Tidal argued that Paulson’s need to express breast milk did not make her part of a protected class. Swain disagreed, pointing to prior precedent that confirmed that lactation is a pregnancy-related medical condition. As Paulson’s recent promotion to full time showed she was qualified in her position, being fired is an adverse condition, and the “close temporal relationship” between the assertions in her suit gives “rise to an inference of discrimination,” allowing her Title VII complaint to go forward.
As Paulson’s claims against Tidal under New York State Human Rights Law are “analytically identical” to those asserted under Title VII, Swain denied the motion to dismiss that claim as well.
While the federal and state discrimination claims against the music streaming service survived, Swain substantially trimmed a number of other claims. As Roc Nation, Jay-Z’s entertainment company, wasn’t shown to have a relationship to Paulson other than the distant one between Roc Nation and two of the individual defendants, Swain dismissed the Title VII and state claims against the company. She also dismissed the Title VII claims against individual defendants as the federal law doesn’t provide for individual liability.

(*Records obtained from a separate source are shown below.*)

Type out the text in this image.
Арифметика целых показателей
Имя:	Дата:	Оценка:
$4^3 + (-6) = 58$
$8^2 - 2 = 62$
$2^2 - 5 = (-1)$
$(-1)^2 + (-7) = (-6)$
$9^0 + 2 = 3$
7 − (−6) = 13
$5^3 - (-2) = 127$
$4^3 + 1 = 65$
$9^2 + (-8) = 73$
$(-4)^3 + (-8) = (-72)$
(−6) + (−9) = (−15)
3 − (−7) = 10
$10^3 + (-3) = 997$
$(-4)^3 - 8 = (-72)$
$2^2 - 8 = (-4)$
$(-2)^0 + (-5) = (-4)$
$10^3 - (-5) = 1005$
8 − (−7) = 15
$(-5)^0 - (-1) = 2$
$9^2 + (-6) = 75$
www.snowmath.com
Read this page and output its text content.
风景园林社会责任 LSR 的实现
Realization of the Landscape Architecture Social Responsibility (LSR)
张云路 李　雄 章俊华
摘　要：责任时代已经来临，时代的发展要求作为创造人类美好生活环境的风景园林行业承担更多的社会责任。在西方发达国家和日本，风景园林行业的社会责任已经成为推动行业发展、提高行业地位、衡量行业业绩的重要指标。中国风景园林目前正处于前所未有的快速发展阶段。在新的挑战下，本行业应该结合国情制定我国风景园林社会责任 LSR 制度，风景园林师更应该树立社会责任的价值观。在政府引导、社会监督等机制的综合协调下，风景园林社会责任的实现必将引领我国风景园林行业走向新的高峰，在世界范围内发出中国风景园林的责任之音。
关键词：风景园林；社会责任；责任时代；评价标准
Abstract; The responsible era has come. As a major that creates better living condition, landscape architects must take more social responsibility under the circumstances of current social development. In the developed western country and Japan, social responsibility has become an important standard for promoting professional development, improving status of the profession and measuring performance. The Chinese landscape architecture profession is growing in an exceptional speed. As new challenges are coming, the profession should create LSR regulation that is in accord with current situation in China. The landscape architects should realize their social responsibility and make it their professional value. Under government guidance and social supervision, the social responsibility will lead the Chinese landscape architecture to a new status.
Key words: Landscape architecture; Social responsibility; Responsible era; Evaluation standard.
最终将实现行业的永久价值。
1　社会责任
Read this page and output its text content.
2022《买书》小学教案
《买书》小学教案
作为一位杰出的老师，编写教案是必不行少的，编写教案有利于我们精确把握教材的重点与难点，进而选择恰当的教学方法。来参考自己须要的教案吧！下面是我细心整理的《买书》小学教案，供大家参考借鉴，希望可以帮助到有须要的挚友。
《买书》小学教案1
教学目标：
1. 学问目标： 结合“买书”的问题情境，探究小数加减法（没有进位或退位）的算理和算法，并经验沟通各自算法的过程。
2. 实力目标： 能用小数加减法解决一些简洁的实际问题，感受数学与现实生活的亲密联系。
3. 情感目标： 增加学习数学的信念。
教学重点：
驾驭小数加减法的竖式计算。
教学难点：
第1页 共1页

Swain also dismissed a number of other causes of action against Tidal, including over emotional distress, breach of oral contract, and a claim based on a breast-feeding provision under the New York Civil Rights Law. As the statute referred only to breast feeding, not expressing milk, Swain found the NYCRL did not provide cover for such a claim.
Despite the narrowing of her claim, Paulson’s attorney, Douglas / Hicks Law name attorney Jamon Hicks said he and his client were “thrilled” with Swain’s ruling.
“We believe that what happened to Mrs. Paulson was a travesty,” he said in an emailed statement. “We intend to aggressively move forward with litigating this matter against Tidal. Wrong is wrong!!!”
Tidal’s legal team was represented by Rivkin Radler partner Scott Green. He did not respond to a request for comment. A similar request for comment from a Tidal spokesman was also not answered.